Du bist nicht angemeldet.

SCG besucht das "Café Pavillon" in Berlin

Bitte logge dich erst ein

Benutzername:

Kennwort:

Angemeldet Bleiben

Register

Du bist nicht angemeldet.


SCG besucht das "Café Pavillon" in Berlin

"Café Pavillon"- Im Herzen von Berlin- Friedrichshain

Ein warmer Sommertag, endlich scheint die Sonne. Es sind so viele Leute an der Warschauer Straße unterwegs, wo auch wir aussteigen um zu unserem heutigen Ziel zu laufen.

Noch schnell die Navigation an und uns fällt es wie Schuppen von den Augen: hier waren wir doch gestern erst. Aber ohne das kleine Haus am Rand des Boxhagener Platz zu sehen. Dort gehen wir heute hin.

Am 29. Juli besuchte Suspended Coffees Germany (Saskia und Benjamin) das Café Pavillon in Berlin- Friedrichshain.



Endlich angekommen, wurden wir im Café ganz lieb begrüßt und uns wurden sofort Getränke angeboten. Wir konnten uns also von dem kurzen Fußmarsch mit einem Kaffee und der hauseigenen, selbstgemachten Himbeer- Limonade auffrischen und umsehen.
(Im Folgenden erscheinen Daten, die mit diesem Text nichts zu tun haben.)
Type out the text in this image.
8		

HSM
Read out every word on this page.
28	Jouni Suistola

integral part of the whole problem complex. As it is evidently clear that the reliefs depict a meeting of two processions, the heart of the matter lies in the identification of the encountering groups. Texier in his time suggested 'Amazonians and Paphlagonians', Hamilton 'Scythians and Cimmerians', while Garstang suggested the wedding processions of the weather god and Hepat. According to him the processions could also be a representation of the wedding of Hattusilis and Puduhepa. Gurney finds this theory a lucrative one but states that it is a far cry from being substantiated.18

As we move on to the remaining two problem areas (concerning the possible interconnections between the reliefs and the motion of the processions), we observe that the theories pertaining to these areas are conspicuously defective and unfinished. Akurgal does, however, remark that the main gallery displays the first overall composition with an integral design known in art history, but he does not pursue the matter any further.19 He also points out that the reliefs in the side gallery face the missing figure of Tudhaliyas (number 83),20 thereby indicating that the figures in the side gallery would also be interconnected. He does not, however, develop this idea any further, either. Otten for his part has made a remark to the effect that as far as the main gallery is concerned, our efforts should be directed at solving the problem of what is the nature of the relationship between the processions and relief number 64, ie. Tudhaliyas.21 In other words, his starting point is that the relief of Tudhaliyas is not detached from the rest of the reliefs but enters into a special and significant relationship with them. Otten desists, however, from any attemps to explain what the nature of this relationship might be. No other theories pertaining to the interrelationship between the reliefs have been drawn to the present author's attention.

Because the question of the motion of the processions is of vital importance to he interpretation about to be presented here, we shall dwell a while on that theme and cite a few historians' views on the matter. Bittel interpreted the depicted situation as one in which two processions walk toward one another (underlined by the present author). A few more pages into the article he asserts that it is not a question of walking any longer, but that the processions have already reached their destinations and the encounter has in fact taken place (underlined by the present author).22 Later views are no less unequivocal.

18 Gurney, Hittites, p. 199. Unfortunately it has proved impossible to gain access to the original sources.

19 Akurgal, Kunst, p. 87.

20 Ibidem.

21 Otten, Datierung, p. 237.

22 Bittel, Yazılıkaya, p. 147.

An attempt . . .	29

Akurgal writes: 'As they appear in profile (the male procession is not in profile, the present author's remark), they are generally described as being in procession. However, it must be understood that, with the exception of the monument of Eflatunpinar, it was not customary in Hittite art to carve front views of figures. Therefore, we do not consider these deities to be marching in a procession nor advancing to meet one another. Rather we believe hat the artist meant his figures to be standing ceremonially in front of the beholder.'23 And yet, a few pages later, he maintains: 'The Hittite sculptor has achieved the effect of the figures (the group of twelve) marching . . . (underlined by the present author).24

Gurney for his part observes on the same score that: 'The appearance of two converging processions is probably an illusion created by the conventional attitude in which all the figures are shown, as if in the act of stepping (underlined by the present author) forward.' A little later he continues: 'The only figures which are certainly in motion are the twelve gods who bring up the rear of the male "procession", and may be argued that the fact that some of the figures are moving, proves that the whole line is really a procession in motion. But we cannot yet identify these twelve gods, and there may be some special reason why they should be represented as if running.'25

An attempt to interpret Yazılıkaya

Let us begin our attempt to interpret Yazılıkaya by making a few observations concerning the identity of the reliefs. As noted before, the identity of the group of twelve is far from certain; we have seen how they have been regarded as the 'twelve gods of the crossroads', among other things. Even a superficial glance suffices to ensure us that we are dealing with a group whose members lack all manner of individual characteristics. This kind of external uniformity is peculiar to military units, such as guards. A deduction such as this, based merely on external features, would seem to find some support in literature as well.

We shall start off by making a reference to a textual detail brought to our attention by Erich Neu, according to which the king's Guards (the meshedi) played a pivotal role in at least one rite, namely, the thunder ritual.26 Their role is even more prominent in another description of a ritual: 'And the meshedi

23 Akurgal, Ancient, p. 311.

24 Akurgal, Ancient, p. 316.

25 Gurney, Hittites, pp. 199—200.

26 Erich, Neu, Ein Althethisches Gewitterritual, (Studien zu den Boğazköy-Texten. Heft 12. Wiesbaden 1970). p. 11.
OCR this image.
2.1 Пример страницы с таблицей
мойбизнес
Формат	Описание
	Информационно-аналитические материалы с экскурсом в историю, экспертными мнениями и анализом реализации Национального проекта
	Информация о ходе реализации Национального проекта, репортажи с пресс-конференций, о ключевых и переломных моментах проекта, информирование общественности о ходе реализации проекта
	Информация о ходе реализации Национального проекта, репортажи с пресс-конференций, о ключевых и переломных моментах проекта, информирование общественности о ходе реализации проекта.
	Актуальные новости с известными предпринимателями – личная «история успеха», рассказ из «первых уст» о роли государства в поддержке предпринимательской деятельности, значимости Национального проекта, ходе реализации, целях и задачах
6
Friederike und Juliana setzen sich gemeinsam mit uns nach draußen und wir quatschten fast eine Stunde lang über Suspended Coffees, den Boxhagener Platz, Berlin und viel mehr.

Mitten in unserem Gespräch sehen wir einen Mann kommen, der sich einen Aufgeschobenen abholt. Premiere für uns, denn wir konnten das noch nie so sehen.



Wir haben dabei einen Teil für euch als Interview aufgenommen und abgetippt.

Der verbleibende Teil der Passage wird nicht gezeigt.